Very cool!

We’ve been exploring a similar direction too, but with a plain REPL and a much thinner tool surface. In our case, it’s basically one tool for sending input, with interrupts and restarts handled through that same path. Marimo seems to expose much richer notebook structure and notebook-manipulation semantics, which is a pretty different point in the design space.

It seems like the tradeoff is between keeping the interaction model simple and the context small, versus introducing notebook structure earlier so the model works toward an artifact at the same time it iterates and explores. Curious how you think about that balance.

Repo: https://github.com/posit-dev/mcp-repl

Thanks for sharing!

I think the tradeoff is less stark than it seems. Our tool surface is also basically just "run Python", but the model may additionally use a semi-private API ("code mode") within that execution context to inspect and modify the notebook itself. So the notebook structure isn't something the model has to manage.
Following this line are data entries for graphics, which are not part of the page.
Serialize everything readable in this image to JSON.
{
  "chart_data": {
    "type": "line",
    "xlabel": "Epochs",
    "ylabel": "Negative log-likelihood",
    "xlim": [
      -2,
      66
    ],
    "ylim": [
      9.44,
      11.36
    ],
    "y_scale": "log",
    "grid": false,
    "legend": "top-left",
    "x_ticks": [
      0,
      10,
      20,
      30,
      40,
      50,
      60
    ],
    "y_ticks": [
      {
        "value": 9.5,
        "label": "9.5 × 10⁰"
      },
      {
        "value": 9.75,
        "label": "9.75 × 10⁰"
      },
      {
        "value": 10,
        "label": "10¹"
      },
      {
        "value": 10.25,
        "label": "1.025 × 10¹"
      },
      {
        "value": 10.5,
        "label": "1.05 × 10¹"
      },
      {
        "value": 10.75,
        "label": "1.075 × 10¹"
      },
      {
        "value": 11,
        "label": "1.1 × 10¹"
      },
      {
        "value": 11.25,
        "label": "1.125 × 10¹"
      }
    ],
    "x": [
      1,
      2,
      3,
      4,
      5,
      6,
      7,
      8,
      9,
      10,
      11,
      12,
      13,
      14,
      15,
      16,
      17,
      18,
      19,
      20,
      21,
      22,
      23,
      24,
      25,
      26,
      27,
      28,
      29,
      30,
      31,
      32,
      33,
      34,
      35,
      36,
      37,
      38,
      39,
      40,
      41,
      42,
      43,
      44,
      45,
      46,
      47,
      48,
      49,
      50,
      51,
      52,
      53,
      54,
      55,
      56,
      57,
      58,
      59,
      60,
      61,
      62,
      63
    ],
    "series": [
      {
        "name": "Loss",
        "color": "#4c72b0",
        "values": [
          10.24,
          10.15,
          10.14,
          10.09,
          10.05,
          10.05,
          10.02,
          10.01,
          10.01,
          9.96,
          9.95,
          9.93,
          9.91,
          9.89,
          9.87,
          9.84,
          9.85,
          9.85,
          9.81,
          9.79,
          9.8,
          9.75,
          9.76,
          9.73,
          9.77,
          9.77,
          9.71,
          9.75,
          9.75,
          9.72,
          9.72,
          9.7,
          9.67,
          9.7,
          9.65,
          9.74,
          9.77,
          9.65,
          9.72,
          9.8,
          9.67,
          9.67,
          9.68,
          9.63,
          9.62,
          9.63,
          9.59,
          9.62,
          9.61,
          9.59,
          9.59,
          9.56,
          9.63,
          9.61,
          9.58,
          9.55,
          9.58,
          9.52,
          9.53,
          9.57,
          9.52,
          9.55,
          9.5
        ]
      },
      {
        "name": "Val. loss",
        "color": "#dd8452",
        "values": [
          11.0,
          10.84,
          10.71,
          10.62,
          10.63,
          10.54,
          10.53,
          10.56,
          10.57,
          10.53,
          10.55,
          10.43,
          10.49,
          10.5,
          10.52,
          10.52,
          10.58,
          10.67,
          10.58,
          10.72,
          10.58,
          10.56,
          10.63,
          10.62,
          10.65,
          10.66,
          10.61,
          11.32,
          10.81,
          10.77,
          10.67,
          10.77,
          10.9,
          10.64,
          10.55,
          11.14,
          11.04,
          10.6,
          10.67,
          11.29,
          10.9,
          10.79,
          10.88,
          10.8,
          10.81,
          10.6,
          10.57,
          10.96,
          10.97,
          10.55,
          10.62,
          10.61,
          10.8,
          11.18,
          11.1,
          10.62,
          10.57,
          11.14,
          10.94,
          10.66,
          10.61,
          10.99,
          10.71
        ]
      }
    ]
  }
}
Marimo's reactivity handles the graph automatically, and the model gets artifact construction as a side effect of exploration.

Where I'd imagine the approaches diverge more is in what the runtime gives back. In a plain REPL, the model carries state in its context. In marimo, it can offload state to the notebook and query it back: inspect variables, read cell outputs, check the dependency graph. That turns the notebook into working memory the model can use without it all living in the conversation. Over longer sessions especially, that matters.